Pa. regulators turn down proposal for slot machine parlor near Gettysburg


HARRISBURG, Pa. --A casino company executive wept tears of joy and others expressed disappointment yesterday, as the Pennsylvania Gaming Control Board approved five licenses for slot machine casinos in the state.

After a year of debate and review, the seven-member board unanimously approved slot machine casino licenses for two sites in Philadelphia, one in Pittsburgh, one in Bethlehem and one in the Pocono Mountains.

Also yesterday, the gambling board granted permanent licenses for slot machines at six horseracing tracks that had been approved several weeks ago.

Like other states that have approved gaming in recent years, Pennsylvania is hoping for a tax windfall from the casinos.

Besides a fee of $50 million per license, Pennsylvania estimates that the 11 approved casinos will generate nearly $3 billion in "gross terminal revenue," which the state defines as money left after the bettors have taken their winnings but before the casinos have paid expenses.

Casinos will pay out 55 percent of that revenue in taxes, among the highest gambling tax rates in the nation. Of that 55 percent, 34 percent will go to property tax relief statewide, 12 percent to the horseracing industry, 5 percent to tourism and economic development funds, and 4 percent to local and county governments where the licenses were awarded.

Winning bidders are required to be up and running within two years after receiving final approval, which should come within the next month, said Douglas P. Harbach, a spokesman for the gambling board.

The license winners were not the only ones pleased. A group of residents and history enthusiasts who had vigorously opposed a license to open a casino near the Civil War battlefield in Gettysburg were elated when they realized they had prevailed.

"People should never underestimate their power to affect the quality of life in their community," said Susan Star Paddock, chairwoman of No Casino Gettysburg, as she hugged about 20 group members who had traveled an hour to view the vote at an auditorium near the Capitol.

The Philadelphia licenses were awarded to the Mashantucket Pequot Tribal Nation, which owns the Foxwoods casino in Connecticut, and HSP Gaming.

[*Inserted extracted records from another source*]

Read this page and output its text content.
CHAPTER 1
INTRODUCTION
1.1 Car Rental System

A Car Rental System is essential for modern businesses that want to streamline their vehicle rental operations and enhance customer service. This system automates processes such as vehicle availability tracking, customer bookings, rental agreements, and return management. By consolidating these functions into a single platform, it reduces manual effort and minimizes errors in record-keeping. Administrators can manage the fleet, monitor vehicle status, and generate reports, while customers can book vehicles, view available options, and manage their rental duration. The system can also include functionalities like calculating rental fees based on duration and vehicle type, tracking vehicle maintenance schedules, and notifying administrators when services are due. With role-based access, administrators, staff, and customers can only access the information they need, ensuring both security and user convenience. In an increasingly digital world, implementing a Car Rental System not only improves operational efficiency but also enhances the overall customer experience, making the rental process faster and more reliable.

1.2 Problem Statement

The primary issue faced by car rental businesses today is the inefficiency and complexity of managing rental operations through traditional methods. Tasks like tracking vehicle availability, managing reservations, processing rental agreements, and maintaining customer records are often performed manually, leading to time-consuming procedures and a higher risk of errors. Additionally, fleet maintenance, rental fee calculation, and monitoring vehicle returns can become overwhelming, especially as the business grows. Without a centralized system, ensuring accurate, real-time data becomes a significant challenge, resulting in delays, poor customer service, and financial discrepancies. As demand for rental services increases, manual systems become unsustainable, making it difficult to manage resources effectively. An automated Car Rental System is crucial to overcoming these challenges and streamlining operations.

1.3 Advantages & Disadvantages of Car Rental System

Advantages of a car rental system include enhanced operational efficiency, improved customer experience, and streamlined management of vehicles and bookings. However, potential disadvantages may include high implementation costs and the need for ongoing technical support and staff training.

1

Both groups plan to open casinos along the Delaware River in Philadelphia.

Don Barden, who owns the Majestic-Star casino chain, wept when it was announced he had been awarded a license to open a casino on the north shore of the Ohio River in Pittsburgh. "They're tears of joy," said Barden, who turned 63 yesterday and said he had never cried over a business announcement before.

One of two at-large licenses, given to operators outside major cities, was awarded to a Pennsylvania businessman, Louis A. DeNaples, who plans to turn Mount Airy Lodge, a former Pocono resort in Paradise Township, into a modern resort, including a casino with 5,000 slot machines.

The other at-large license was awarded to the operators of what is to become the Sands BethWorks casino on the site of the former Bethlehem Steel plant in Bethlehem.